Bill Parcells would not have liked the provisions of the new collective bargaining agreement guaranteeing players four consecutive off days over their bye week, including the weekend.
The former Cowboys head coach would force players to stay in town as long as possible, separating their off days, because he so feared his players jetting off somewhere far away from the reservation and getting themselves in trouble, or if nothing else, completely forgetting about their football responsibilities.
For Cowboys coaches, the hope is that this down time is a chance for players to rest their respective bumps and bruises, get healthy and refreshed, and be ready to go next week in preparation for a tough game against New England. They're truly on their own for the time being, and can go visit their school, go see their parents, stay at home, anything.

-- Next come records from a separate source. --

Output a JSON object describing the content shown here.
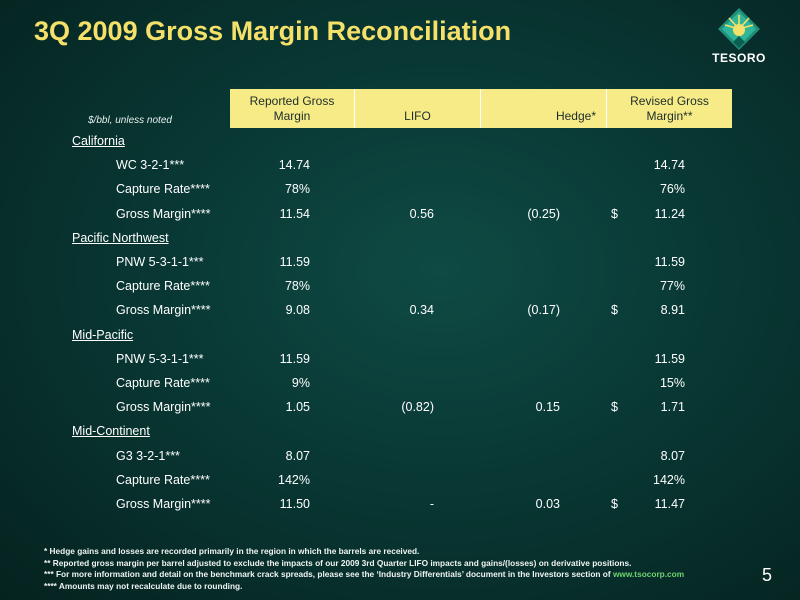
{
  "title": "3Q 2009 Gross Margin Reconciliation",
  "logo_text": "TESORO",
  "units_note": "$/bbl, unless noted",
  "headers": {
    "reported": [
      "Reported Gross",
      "Margin"
    ],
    "lifo": "LIFO",
    "hedge": "Hedge*",
    "revised": [
      "Revised Gross",
      "Margin**"
    ]
  },
  "sections": [
    {
      "name": "California",
      "rows": [
        {
          "label": "WC 3-2-1***",
          "reported": "14.74",
          "lifo": "",
          "hedge": "",
          "dollar": "",
          "revised": "14.74"
        },
        {
          "label": "Capture Rate****",
          "reported": "78%",
          "lifo": "",
          "hedge": "",
          "dollar": "",
          "revised": "76%"
        },
        {
          "label": "Gross Margin****",
          "reported": "11.54",
          "lifo": "0.56",
          "hedge": "(0.25)",
          "dollar": "$",
          "revised": "11.24"
        }
      ]
    },
    {
      "name": "Pacific Northwest",
      "rows": [
        {
          "label": "PNW 5-3-1-1***",
          "reported": "11.59",
          "lifo": "",
          "hedge": "",
          "dollar": "",
          "revised": "11.59"
        },
        {
          "label": "Capture Rate****",
          "reported": "78%",
          "lifo": "",
          "hedge": "",
          "dollar": "",
          "revised": "77%"
        },
        {
          "label": "Gross Margin****",
          "reported": "9.08",
          "lifo": "0.34",
          "hedge": "(0.17)",
          "dollar": "$",
          "revised": "8.91"
        }
      ]
    },
    {
      "name": "Mid-Pacific",
      "rows": [
        {
          "label": "PNW 5-3-1-1***",
          "reported": "11.59",
          "lifo": "",
          "hedge": "",
          "dollar": "",
          "revised": "11.59"
        },
        {
          "label": "Capture Rate****",
          "reported": "9%",
          "lifo": "",
          "hedge": "",
          "dollar": "",
          "revised": "15%"
        },
        {
          "label": "Gross Margin****",
          "reported": "1.05",
          "lifo": "(0.82)",
          "hedge": "0.15",
          "dollar": "$",
          "revised": "1.71"
        }
      ]
    },
    {
      "name": "Mid-Continent",
      "rows": [
        {
          "label": "G3 3-2-1***",
          "reported": "8.07",
          "lifo": "",
          "hedge": "",
          "dollar": "",
          "revised": "8.07"
        },
        {
          "label": "Capture Rate****",
          "reported": "142%",
          "lifo": "",
          "hedge": "",
          "dollar": "",
          "revised": "142%"
        },
        {
          "label": "Gross Margin****",
          "reported": "11.50",
          "lifo": "-",
          "hedge": "0.03",
          "dollar": "$",
          "revised": "11.47"
        }
      ]
    }
  ],
  "footnotes": {
    "f1": "* Hedge gains and losses are recorded primarily in the region in which the barrels are received.",
    "f2": "** Reported gross margin per barrel adjusted to exclude the impacts of our 2009 3rd Quarter LIFO impacts and gains/(losses) on derivative positions.",
    "f3_text": "*** For more information and detail on the benchmark crack spreads, please see the ‘Industry Differentials’ document in the Investors section of",
    "f3_link": "www.tsocorp.com",
    "f4": "**** Amounts may not recalculate due to rounding."
  },
  "page_number": "5",
  "colors": {
    "title": "#f5e16a",
    "header_bg": "#f6eb86",
    "link": "#6fd36f"
  }
}
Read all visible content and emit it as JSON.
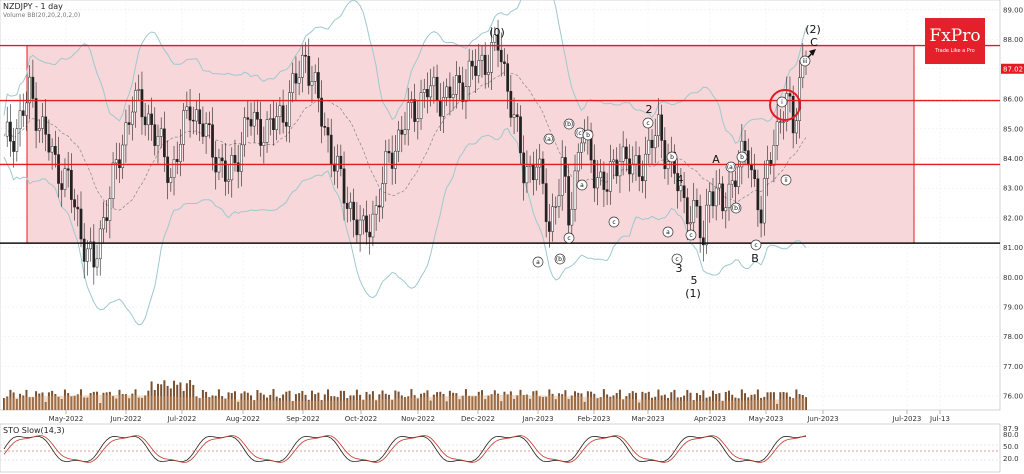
{
  "header": {
    "title": "NZDJPY - 1 day",
    "subtitle": "Volume  BB(20,20,2,0,2,0)",
    "osc_label": "STO Slow(14,3)"
  },
  "logo": {
    "name": "FxPro",
    "tagline": "Trade Like a Pro"
  },
  "colors": {
    "up": "#3a9a3a",
    "down": "#c0202a",
    "band": "#9ec9cf",
    "zone_fill": "#f7d7da",
    "line": "#e21b23",
    "volume": "#7a5030",
    "vol_ma": "#d9a070",
    "osc1": "#222222",
    "osc2": "#c0392b"
  },
  "chart_data": {
    "type": "candlestick",
    "title": "NZDJPY - 1 day",
    "ylim": [
      75.7,
      89.2
    ],
    "y_ticks": [
      "89.00",
      "88.00",
      "87.02",
      "86.00",
      "85.00",
      "84.00",
      "83.00",
      "82.00",
      "81.00",
      "80.00",
      "79.00",
      "78.00",
      "77.00",
      "76.00"
    ],
    "current_price": "87.02",
    "x_months": [
      "May-2022",
      "Jun-2022",
      "Jul-2022",
      "Aug-2022",
      "Sep-2022",
      "Oct-2022",
      "Nov-2022",
      "Dec-2022",
      "Jan-2023",
      "Feb-2023",
      "Mar-2023",
      "Apr-2023",
      "May-2023",
      "Jun-2023",
      "Jul-2023",
      "Jul-13"
    ],
    "levels": {
      "resistance": 87.8,
      "mid": 85.95,
      "support_red": 83.8,
      "support_black": 81.15
    },
    "zone": {
      "top": 87.8,
      "bottom": 81.15
    },
    "close_path": [
      {
        "x": 0,
        "y": 84.5
      },
      {
        "x": 4,
        "y": 85.0
      },
      {
        "x": 8,
        "y": 86.2
      },
      {
        "x": 12,
        "y": 85.0
      },
      {
        "x": 16,
        "y": 83.8
      },
      {
        "x": 20,
        "y": 83.2
      },
      {
        "x": 24,
        "y": 81.5
      },
      {
        "x": 28,
        "y": 80.3
      },
      {
        "x": 32,
        "y": 82.5
      },
      {
        "x": 36,
        "y": 84.0
      },
      {
        "x": 40,
        "y": 86.0
      },
      {
        "x": 46,
        "y": 85.2
      },
      {
        "x": 52,
        "y": 83.4
      },
      {
        "x": 58,
        "y": 85.8
      },
      {
        "x": 64,
        "y": 84.6
      },
      {
        "x": 70,
        "y": 83.2
      },
      {
        "x": 76,
        "y": 85.3
      },
      {
        "x": 82,
        "y": 84.9
      },
      {
        "x": 88,
        "y": 85.7
      },
      {
        "x": 94,
        "y": 87.5
      },
      {
        "x": 100,
        "y": 85.0
      },
      {
        "x": 106,
        "y": 82.8
      },
      {
        "x": 112,
        "y": 81.4
      },
      {
        "x": 116,
        "y": 82.3
      },
      {
        "x": 120,
        "y": 84.0
      },
      {
        "x": 126,
        "y": 85.4
      },
      {
        "x": 132,
        "y": 86.3
      },
      {
        "x": 138,
        "y": 86.0
      },
      {
        "x": 144,
        "y": 86.7
      },
      {
        "x": 150,
        "y": 87.3
      },
      {
        "x": 154,
        "y": 87.8
      },
      {
        "x": 158,
        "y": 86.0
      },
      {
        "x": 162,
        "y": 83.5
      },
      {
        "x": 166,
        "y": 83.9
      },
      {
        "x": 170,
        "y": 81.7
      },
      {
        "x": 174,
        "y": 83.6
      },
      {
        "x": 176,
        "y": 82.0
      },
      {
        "x": 180,
        "y": 84.9
      },
      {
        "x": 184,
        "y": 83.6
      },
      {
        "x": 188,
        "y": 83.0
      },
      {
        "x": 192,
        "y": 84.3
      },
      {
        "x": 196,
        "y": 83.5
      },
      {
        "x": 200,
        "y": 84.0
      },
      {
        "x": 204,
        "y": 85.0
      },
      {
        "x": 208,
        "y": 83.7
      },
      {
        "x": 212,
        "y": 82.5
      },
      {
        "x": 216,
        "y": 82.0
      },
      {
        "x": 218,
        "y": 81.1
      },
      {
        "x": 220,
        "y": 83.2
      },
      {
        "x": 224,
        "y": 82.3
      },
      {
        "x": 228,
        "y": 83.6
      },
      {
        "x": 232,
        "y": 84.2
      },
      {
        "x": 236,
        "y": 82.1
      },
      {
        "x": 240,
        "y": 84.8
      },
      {
        "x": 242,
        "y": 85.3
      },
      {
        "x": 244,
        "y": 85.9
      },
      {
        "x": 246,
        "y": 85.0
      },
      {
        "x": 248,
        "y": 86.7
      },
      {
        "x": 250,
        "y": 87.6
      }
    ],
    "wave_labels": [
      "(0)",
      "(2)",
      "C",
      "2",
      "(a)",
      "(b)",
      "(c)",
      "a",
      "b",
      "c",
      "A",
      "B",
      "3",
      "4",
      "5",
      "(1)",
      "i",
      "ii",
      "iii"
    ]
  }
}
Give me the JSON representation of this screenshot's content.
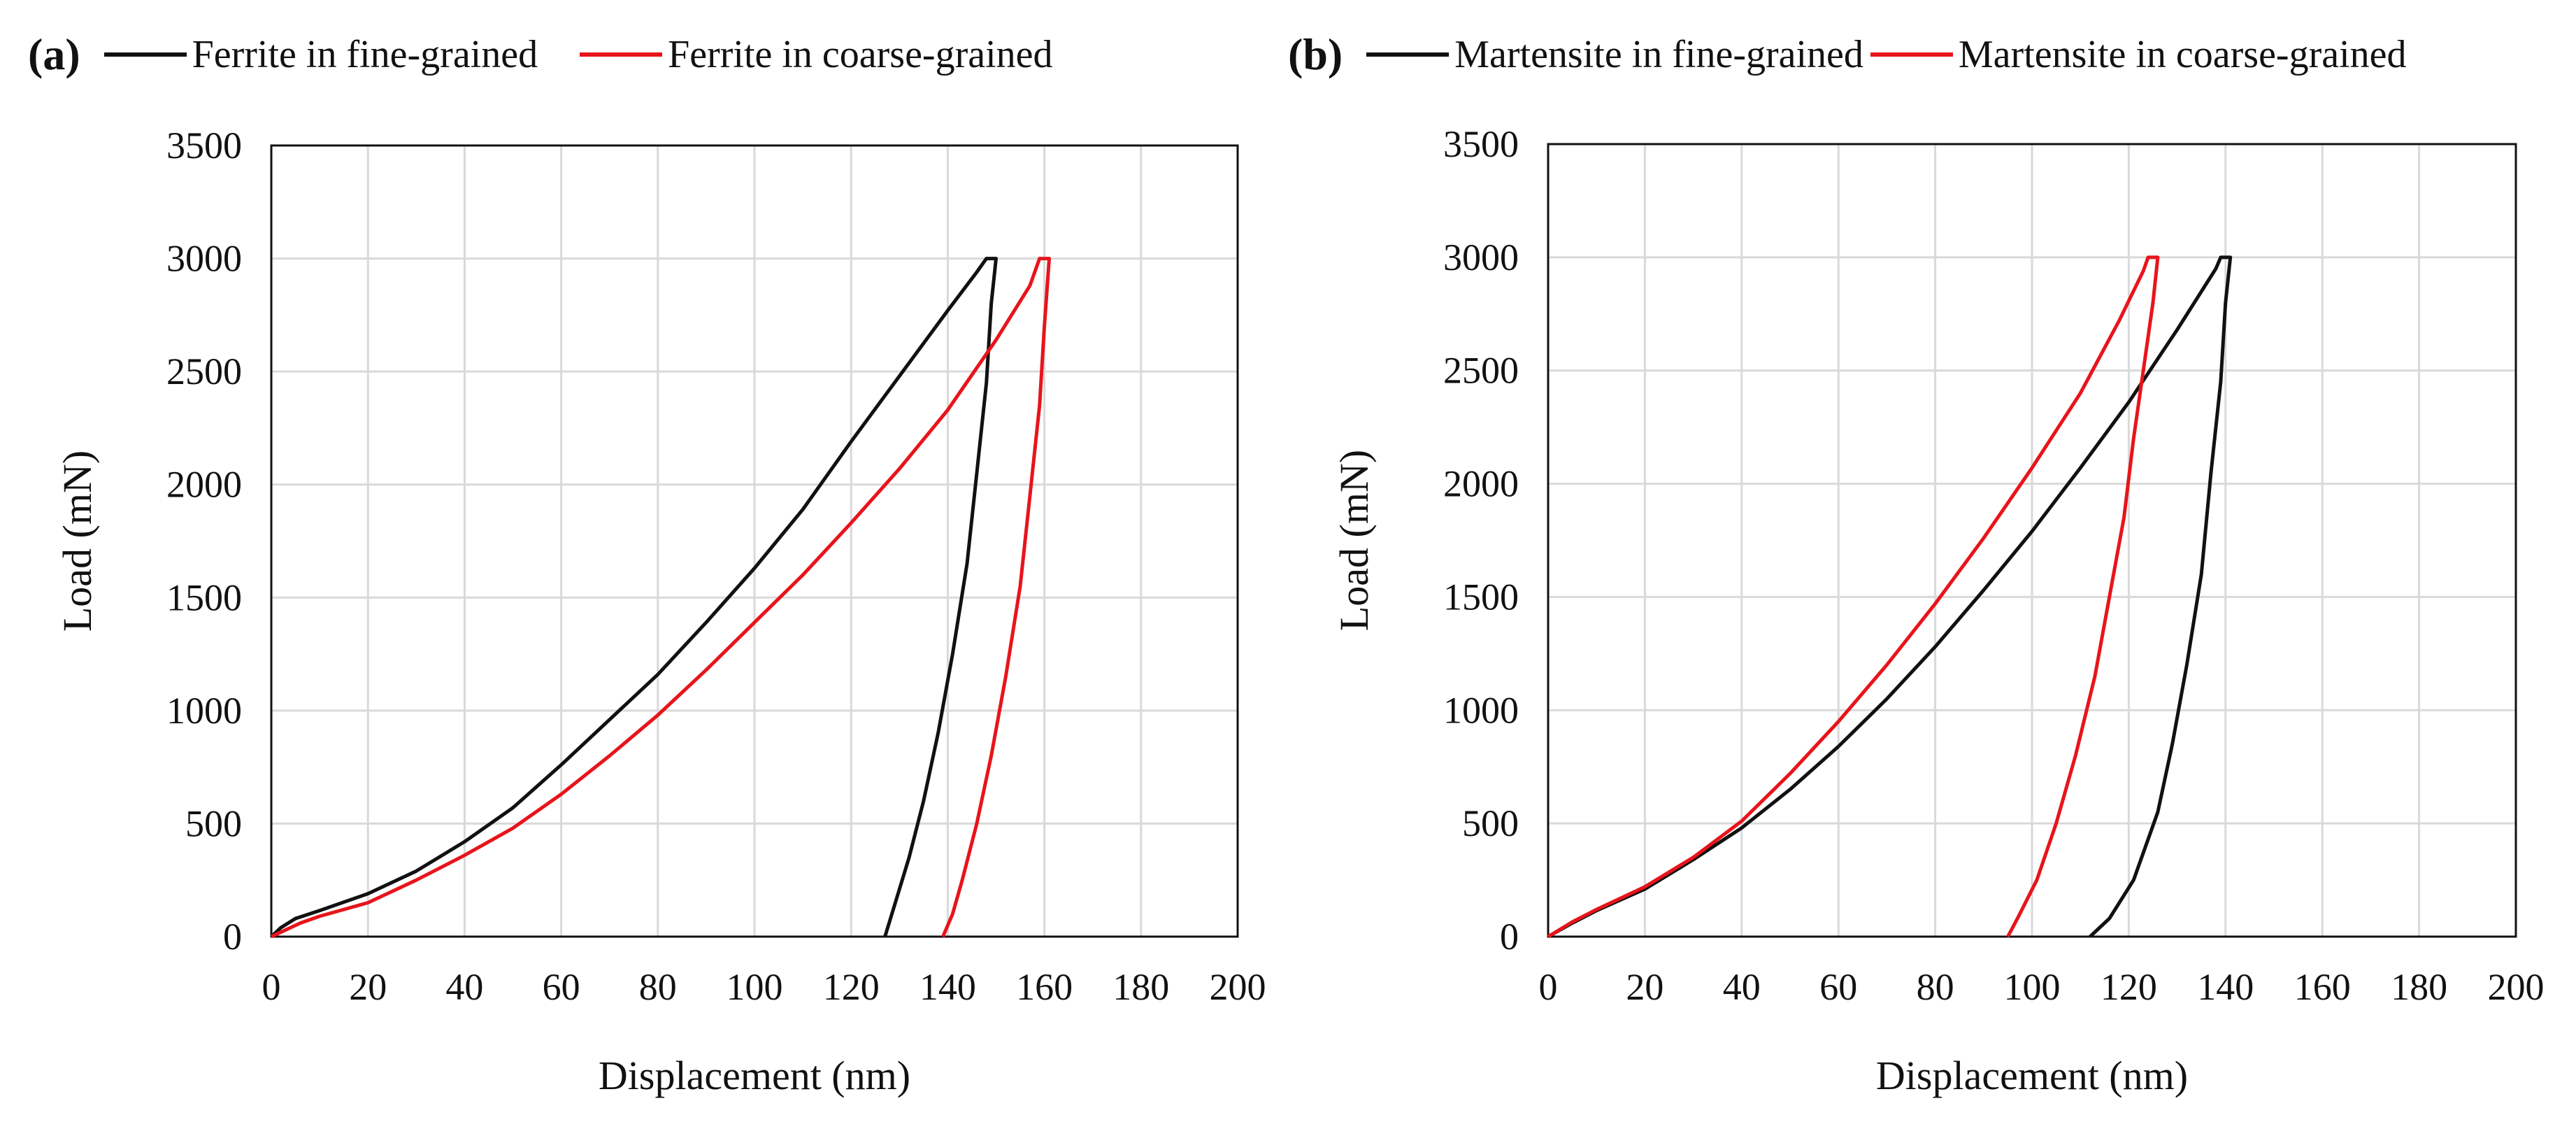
{
  "colors": {
    "fine": "#111111",
    "coarse": "#e8141b",
    "grid": "#d9d9d9",
    "axis": "#111111"
  },
  "chart_data": [
    {
      "type": "line",
      "panel_label": "(a)",
      "title": "",
      "xlabel": "Displacement (nm)",
      "ylabel": "Load (mN)",
      "xlim": [
        0,
        200
      ],
      "ylim": [
        0,
        3500
      ],
      "xticks": [
        0,
        20,
        40,
        60,
        80,
        100,
        120,
        140,
        160,
        180,
        200
      ],
      "yticks": [
        0,
        500,
        1000,
        1500,
        2000,
        2500,
        3000,
        3500
      ],
      "grid": true,
      "legend_position": "top",
      "series": [
        {
          "name": "Ferrite in fine-grained",
          "color": "#111111",
          "points": [
            [
              0,
              0
            ],
            [
              2,
              40
            ],
            [
              5,
              80
            ],
            [
              10,
              115
            ],
            [
              20,
              190
            ],
            [
              30,
              290
            ],
            [
              40,
              420
            ],
            [
              50,
              570
            ],
            [
              60,
              760
            ],
            [
              70,
              960
            ],
            [
              80,
              1160
            ],
            [
              90,
              1390
            ],
            [
              100,
              1630
            ],
            [
              110,
              1890
            ],
            [
              120,
              2190
            ],
            [
              130,
              2480
            ],
            [
              140,
              2770
            ],
            [
              146,
              2940
            ],
            [
              148,
              3000
            ],
            [
              150,
              3000
            ],
            [
              149,
              2800
            ],
            [
              148,
              2450
            ],
            [
              146,
              2050
            ],
            [
              144,
              1650
            ],
            [
              141,
              1250
            ],
            [
              138,
              900
            ],
            [
              135,
              600
            ],
            [
              132,
              350
            ],
            [
              129,
              140
            ],
            [
              127,
              0
            ]
          ]
        },
        {
          "name": "Ferrite in coarse-grained",
          "color": "#e8141b",
          "points": [
            [
              0,
              0
            ],
            [
              3,
              30
            ],
            [
              6,
              60
            ],
            [
              10,
              90
            ],
            [
              20,
              150
            ],
            [
              30,
              250
            ],
            [
              40,
              360
            ],
            [
              50,
              480
            ],
            [
              60,
              630
            ],
            [
              70,
              800
            ],
            [
              80,
              980
            ],
            [
              90,
              1180
            ],
            [
              100,
              1390
            ],
            [
              110,
              1600
            ],
            [
              120,
              1830
            ],
            [
              130,
              2070
            ],
            [
              140,
              2330
            ],
            [
              150,
              2640
            ],
            [
              157,
              2880
            ],
            [
              159,
              3000
            ],
            [
              161,
              3000
            ],
            [
              160,
              2700
            ],
            [
              159,
              2350
            ],
            [
              157,
              1950
            ],
            [
              155,
              1550
            ],
            [
              152,
              1150
            ],
            [
              149,
              800
            ],
            [
              146,
              500
            ],
            [
              143,
              250
            ],
            [
              141,
              100
            ],
            [
              139,
              0
            ]
          ]
        }
      ]
    },
    {
      "type": "line",
      "panel_label": "(b)",
      "title": "",
      "xlabel": "Displacement (nm)",
      "ylabel": "Load (mN)",
      "xlim": [
        0,
        200
      ],
      "ylim": [
        0,
        3500
      ],
      "xticks": [
        0,
        20,
        40,
        60,
        80,
        100,
        120,
        140,
        160,
        180,
        200
      ],
      "yticks": [
        0,
        500,
        1000,
        1500,
        2000,
        2500,
        3000,
        3500
      ],
      "grid": true,
      "legend_position": "top",
      "series": [
        {
          "name": "Martensite in fine-grained",
          "color": "#111111",
          "points": [
            [
              0,
              0
            ],
            [
              5,
              60
            ],
            [
              10,
              115
            ],
            [
              20,
              210
            ],
            [
              30,
              340
            ],
            [
              40,
              480
            ],
            [
              50,
              650
            ],
            [
              60,
              840
            ],
            [
              70,
              1050
            ],
            [
              80,
              1280
            ],
            [
              90,
              1530
            ],
            [
              100,
              1790
            ],
            [
              110,
              2070
            ],
            [
              120,
              2360
            ],
            [
              130,
              2680
            ],
            [
              138,
              2950
            ],
            [
              139,
              3000
            ],
            [
              141,
              3000
            ],
            [
              140,
              2800
            ],
            [
              139,
              2450
            ],
            [
              137,
              2050
            ],
            [
              135,
              1600
            ],
            [
              132,
              1200
            ],
            [
              129,
              850
            ],
            [
              126,
              550
            ],
            [
              121,
              250
            ],
            [
              116,
              80
            ],
            [
              112,
              0
            ]
          ]
        },
        {
          "name": "Martensite in coarse-grained",
          "color": "#e8141b",
          "points": [
            [
              0,
              0
            ],
            [
              5,
              65
            ],
            [
              10,
              120
            ],
            [
              20,
              220
            ],
            [
              30,
              350
            ],
            [
              40,
              510
            ],
            [
              50,
              720
            ],
            [
              60,
              950
            ],
            [
              70,
              1200
            ],
            [
              80,
              1470
            ],
            [
              90,
              1760
            ],
            [
              100,
              2070
            ],
            [
              110,
              2400
            ],
            [
              118,
              2720
            ],
            [
              123,
              2940
            ],
            [
              124,
              3000
            ],
            [
              126,
              3000
            ],
            [
              125,
              2800
            ],
            [
              123,
              2500
            ],
            [
              121,
              2200
            ],
            [
              119,
              1850
            ],
            [
              116,
              1500
            ],
            [
              113,
              1150
            ],
            [
              109,
              800
            ],
            [
              105,
              500
            ],
            [
              101,
              250
            ],
            [
              97,
              80
            ],
            [
              95,
              0
            ]
          ]
        }
      ]
    }
  ]
}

The worst case scenario is for some to treat the four days off as a miniature spring break, over-doing it at the club, or getting themselves in trouble somehow, so decision-making was emphasized with the players on their last day together for this week, on Wednesday morning.
"We had a nice hour-and-a-half life skills meeting this morning," Jason Garrett said. "It's mandated by the league, but it's great for everybody to hear."
Last year, when their season was ended short of the playoffs, Garrett encouraged his players to watch the postseason games to gain an appreciation for what they were missing, and what they could personally do to get the team in the hunt in 2011. There is no such directive this weekend.
"I think it's probably a personal choice," Garrett said. "One of the things that I find for myself, and I think our coaches and players find as well, is sometimes you're drawn to it. You say, 'Ah, I'm not going to watch football.' And then all of a sudden the game's on and you get caught up in it. I think we have a combination of guys. Some guys will want to get away from it. Some guys will want to watch it, and be real in-tune to what's going on this weekend."